Warning: This report contains descriptions of rape and sexual violence. Names of victims have been changed and identifying details omitted to protect their privacy and safety.
Enat was at home with her eight-year-old niece when the soldiers came one Sunday morning, she says.
The Ethiopian army was carrying out searches of homes in the Amhara region on 5 January this year, as part of a crackdown on a growing rebellion launched by local militias known as Fano.
Enat says three men, dressed in army uniform, entered her home in South Gondar and began asking questions about her family background and whether Fano fighters had visited the beer hall where she worked.
Enat, 21, said they had.
How could we lie? How can we hide the truth? Enat says, noting that Fano - an Amharic word loosely translated as volunteer fighters - is made up of locals.
Things quickly escalated.
After asking questions about her family background, Enat says the soldiers began insulting her, then threatened her niece with a gun when the little girl started crying.
Enat says one of the soldiers then raped her in front of her niece while the others kept guard.
I begged them not to hurt me. I called on the saints and begged them. But their hearts didn't pity me. They violated me.

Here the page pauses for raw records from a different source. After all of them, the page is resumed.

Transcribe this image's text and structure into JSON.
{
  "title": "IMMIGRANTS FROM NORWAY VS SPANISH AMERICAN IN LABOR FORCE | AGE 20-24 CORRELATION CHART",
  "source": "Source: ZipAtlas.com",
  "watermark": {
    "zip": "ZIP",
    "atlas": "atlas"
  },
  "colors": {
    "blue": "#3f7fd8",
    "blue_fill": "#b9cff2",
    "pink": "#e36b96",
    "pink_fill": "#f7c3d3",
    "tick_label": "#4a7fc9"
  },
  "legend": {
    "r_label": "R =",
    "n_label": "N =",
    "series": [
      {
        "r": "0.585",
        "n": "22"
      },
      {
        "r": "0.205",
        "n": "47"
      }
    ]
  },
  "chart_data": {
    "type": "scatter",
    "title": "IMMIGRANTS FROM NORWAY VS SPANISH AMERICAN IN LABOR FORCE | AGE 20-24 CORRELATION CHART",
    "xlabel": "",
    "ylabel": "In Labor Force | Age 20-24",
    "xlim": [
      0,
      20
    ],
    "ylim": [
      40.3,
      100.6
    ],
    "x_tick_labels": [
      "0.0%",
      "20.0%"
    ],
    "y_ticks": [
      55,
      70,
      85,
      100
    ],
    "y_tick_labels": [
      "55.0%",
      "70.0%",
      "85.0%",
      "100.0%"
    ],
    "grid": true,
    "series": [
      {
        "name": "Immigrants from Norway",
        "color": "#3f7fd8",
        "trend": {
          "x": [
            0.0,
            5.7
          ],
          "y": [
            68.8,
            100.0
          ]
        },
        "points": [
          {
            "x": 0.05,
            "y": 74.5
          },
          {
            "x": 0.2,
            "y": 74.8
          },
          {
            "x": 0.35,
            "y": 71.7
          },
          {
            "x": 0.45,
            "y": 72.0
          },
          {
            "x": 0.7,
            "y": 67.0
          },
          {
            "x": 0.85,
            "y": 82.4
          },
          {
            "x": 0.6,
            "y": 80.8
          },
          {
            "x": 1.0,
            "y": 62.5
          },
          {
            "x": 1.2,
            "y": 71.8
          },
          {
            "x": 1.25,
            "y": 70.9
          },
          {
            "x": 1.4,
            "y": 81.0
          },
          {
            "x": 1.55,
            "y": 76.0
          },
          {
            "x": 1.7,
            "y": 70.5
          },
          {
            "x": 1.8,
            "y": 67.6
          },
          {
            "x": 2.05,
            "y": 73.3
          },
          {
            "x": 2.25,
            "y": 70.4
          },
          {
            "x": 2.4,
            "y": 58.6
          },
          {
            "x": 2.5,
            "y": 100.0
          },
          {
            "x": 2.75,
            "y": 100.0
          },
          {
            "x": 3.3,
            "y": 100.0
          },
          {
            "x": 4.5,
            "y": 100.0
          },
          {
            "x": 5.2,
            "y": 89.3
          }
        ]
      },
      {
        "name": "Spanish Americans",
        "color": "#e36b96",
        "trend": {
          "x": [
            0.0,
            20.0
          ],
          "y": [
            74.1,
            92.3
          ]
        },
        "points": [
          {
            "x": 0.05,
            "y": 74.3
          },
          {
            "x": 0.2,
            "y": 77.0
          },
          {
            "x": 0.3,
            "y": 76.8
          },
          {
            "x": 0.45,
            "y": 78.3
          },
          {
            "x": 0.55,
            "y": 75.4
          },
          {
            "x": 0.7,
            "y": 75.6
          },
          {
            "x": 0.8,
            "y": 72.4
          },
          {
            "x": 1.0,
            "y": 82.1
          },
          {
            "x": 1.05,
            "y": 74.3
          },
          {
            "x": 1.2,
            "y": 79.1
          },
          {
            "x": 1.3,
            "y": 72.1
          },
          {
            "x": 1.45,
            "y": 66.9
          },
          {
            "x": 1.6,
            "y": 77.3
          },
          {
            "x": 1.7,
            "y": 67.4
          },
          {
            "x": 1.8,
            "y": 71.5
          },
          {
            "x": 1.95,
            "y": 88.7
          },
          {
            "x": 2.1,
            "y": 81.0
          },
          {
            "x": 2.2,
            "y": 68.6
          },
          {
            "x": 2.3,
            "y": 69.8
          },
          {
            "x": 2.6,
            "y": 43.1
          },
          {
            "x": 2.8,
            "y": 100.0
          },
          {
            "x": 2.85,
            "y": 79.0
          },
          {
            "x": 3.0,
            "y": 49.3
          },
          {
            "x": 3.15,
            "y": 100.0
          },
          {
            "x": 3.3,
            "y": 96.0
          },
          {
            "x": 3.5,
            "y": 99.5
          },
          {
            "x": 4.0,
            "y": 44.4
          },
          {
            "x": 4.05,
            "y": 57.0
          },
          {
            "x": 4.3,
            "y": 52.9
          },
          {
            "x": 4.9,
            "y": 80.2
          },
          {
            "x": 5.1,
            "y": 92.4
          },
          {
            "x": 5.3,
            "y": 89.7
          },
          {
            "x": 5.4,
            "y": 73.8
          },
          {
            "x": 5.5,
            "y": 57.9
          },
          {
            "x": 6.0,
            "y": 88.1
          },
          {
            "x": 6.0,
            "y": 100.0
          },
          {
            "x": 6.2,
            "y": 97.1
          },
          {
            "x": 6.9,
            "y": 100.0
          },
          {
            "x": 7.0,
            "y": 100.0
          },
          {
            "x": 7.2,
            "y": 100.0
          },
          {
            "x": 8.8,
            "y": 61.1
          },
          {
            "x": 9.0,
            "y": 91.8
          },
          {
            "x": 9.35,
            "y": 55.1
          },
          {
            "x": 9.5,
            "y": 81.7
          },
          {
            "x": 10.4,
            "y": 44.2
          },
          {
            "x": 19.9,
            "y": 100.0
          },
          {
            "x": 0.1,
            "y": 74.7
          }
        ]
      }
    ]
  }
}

Thousands of reports of rape and assault
Enat, who is from the Amhara ethnic group, the second largest in Ethiopia, is among thousands of women believed to have been sexually assaulted and raped since the conflict between the Ethiopian army and Fano started in August 2023.
Sexual violence in the region is largely undocumented, but the BBC has collated data which shows there have been thousands of reports of rape between July 2023 and May 2025, with victims as young as eight and as old as 65.
While restrictions have prevented independent media from entering Amhara to cover the conflict, the BBC team in Nairobi, in neighbouring Kenya, managed to speak to women and doctors in the region, offering a rare insight into the human impact of the crisis.
The conflict began when the government attempted to disband regional military groups, including those in Amhara, which had fought with the army during the 2020-2022 civil war in the next-door region of Tigray.
Fano militias felt betrayed by the move and believed it would leave them vulnerable to attack from Tigray and elsewhere, especially as violence against the Amhara community had intensified, according to rights groups.
In response, Fano launched a rebellion, seizing major towns. They claim to be fighting for regional autonomy and protecting their communities from marginalization by the Ethiopian government.
The insurgency has resulted in a violent crackdown by the army, which calls Fano radical ethno-nationalists.
Since the conflict started, both sides have been accused of numerous human rights abuses, including extrajudicial killings, arbitrary detentions, forced displacement, destruction of property, looting and widespread cases of sexual violence, including rape.
Rights groups, including Amnesty International, say there is evidence the army is disproportionately responsible for the abuses. They also say that Amhara people in other parts of Ethiopia have been deliberately targeted by the security forces and other armed groups.
Before she was attacked, Enat had never had sex and planned to one day marry at her local church in a ceremony conducted in accordance with the Ethiopian Orthodox Church's rites, just as other women in her family had done.
Such marriages are among the most revered traditions of the Amhara people, who are predominantly Orthodox Christian, but it requires couples to remain pure and not have any sexual contact until marriage.
Before that day, I had never known a man, she says.
It would have been better if they had killed me.